Abstract

The pH-dependent solution voltammetry (pH 1–13) of phosphate-stabilized, small (2 nm diameter) iridium oxide nanoparticles (IrIVOx NPs) is described and compared with that of (flocculated) films of the same size nanoparticles on electrodes. The IrIVOx NPs show waves with one electron/one proton formal potential dependency for the IrV/IV redox transformation and (below pH 6) for the IrIV/III reaction. Above pH 6, the IrIV/III reaction becomes a one-electron/two-proton process, unlike the one-electron/one-proton reactivity of the nanoparticles in films. The change is associated with surface oxide acid–base sites having pKA = 6 for solution phase nanoparticles that apparently are inactivated by the flocculation chemistry. Spectral isosbestic points are observed over the pH range of 5–8 for the dissolved nanoparticles. Controlled potential coulometry demonstrates that all of the Ir sites, throughout the nanoparticle, undergo the IrIV/III redox transformation.
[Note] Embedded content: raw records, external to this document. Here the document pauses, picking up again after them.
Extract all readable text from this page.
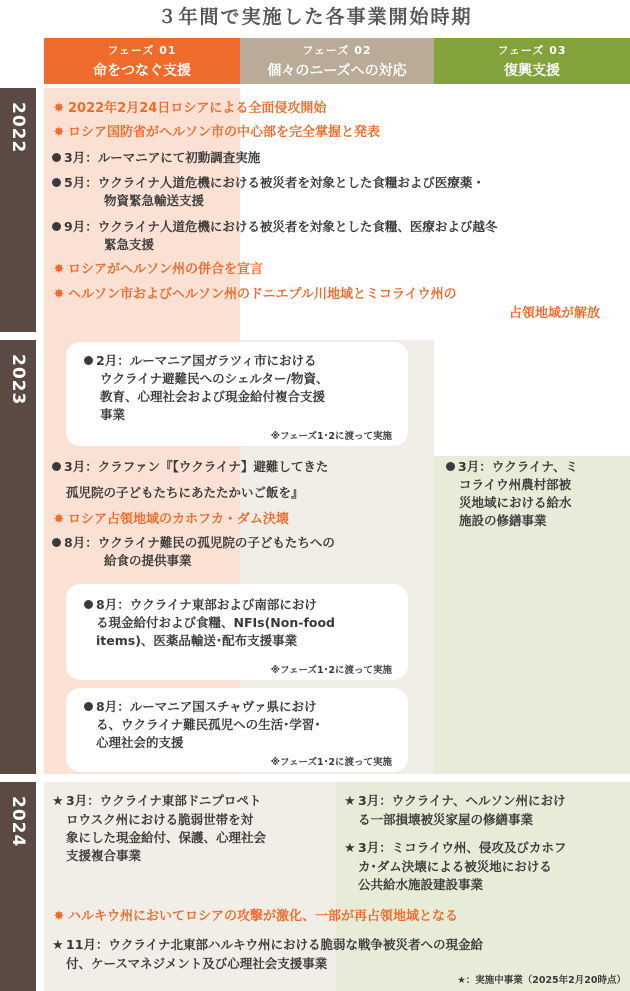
３年間で実施した各事業開始時期
フェーズ 01
命をつなぐ支援
フェーズ 02
個々のニーズへの対応
フェーズ 03
復興支援
2022
2023
2024
✸ 2022年2月24日ロシアによる全面侵攻開始
✸ ロシア国防省がヘルソン市の中心部を完全掌握と発表
3月：ルーマニアにて初動調査実施
5月：ウクライナ人道危機における被災者を対象とした食糧および医療薬・
物資緊急輸送支援
9月：ウクライナ人道危機における被災者を対象とした食糧、医療および越冬
緊急支援
✸ ロシアがヘルソン州の併合を宣言
✸ ヘルソン市およびヘルソン州のドニエプル川地域とミコライウ州の
占領地域が解放
2月：ルーマニア国ガラツィ市における
ウクライナ避難民へのシェルター/物資、
教育、心理社会および現金給付複合支援
事業
※フェーズ1･2に渡って実施
3月：クラファン『【ウクライナ】避難してきた
孤児院の子どもたちにあたたかいご飯を』
✸ ロシア占領地域のカホフカ・ダム決壊
8月：ウクライナ難民の孤児院の子どもたちへの
給食の提供事業
3月：ウクライナ、ミ
コライウ州農村部被
災地域における給水
施設の修繕事業
8月：ウクライナ東部および南部におけ
る現金給付および食糧、NFIs(Non-food
items)、医薬品輸送･配布支援事業
※フェーズ1･2に渡って実施
8月：ルーマニア国スチャヴァ県におけ
る、ウクライナ難民孤児への生活･学習･
心理社会的支援
※フェーズ1･2に渡って実施
★ 3月：ウクライナ東部ドニプロペト
ロウスク州における脆弱世帯を対
象にした現金給付、保護、心理社会
支援複合事業
★ 3月：ウクライナ、ヘルソン州におけ
る一部損壊被災家屋の修繕事業
★ 3月：ミコライウ州、侵攻及びカホフ
カ･ダム決壊による被災地における
公共給水施設建設事業
✸ ハルキウ州においてロシアの攻撃が激化、一部が再占領地域となる
★ 11月：ウクライナ北東部ハルキウ州における脆弱な戦争被災者への現金給
付、ケースマネジメント及び心理社会支援事業
★：実施中事業（2025年2月20時点）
Whereas the IrIVOx NPs are stabilized at different pH values by phosphate ligation, the associated equilibria are somewhat sluggish, as indicated by small spectral differences for equi-pH nanoparticle solutions mixed with phosphate by different procedures. The IrIVOx NPs can also be capped with hydrophobic carboxylic acids, which allows extraction into nonpolar solvents such as CH2Cl2.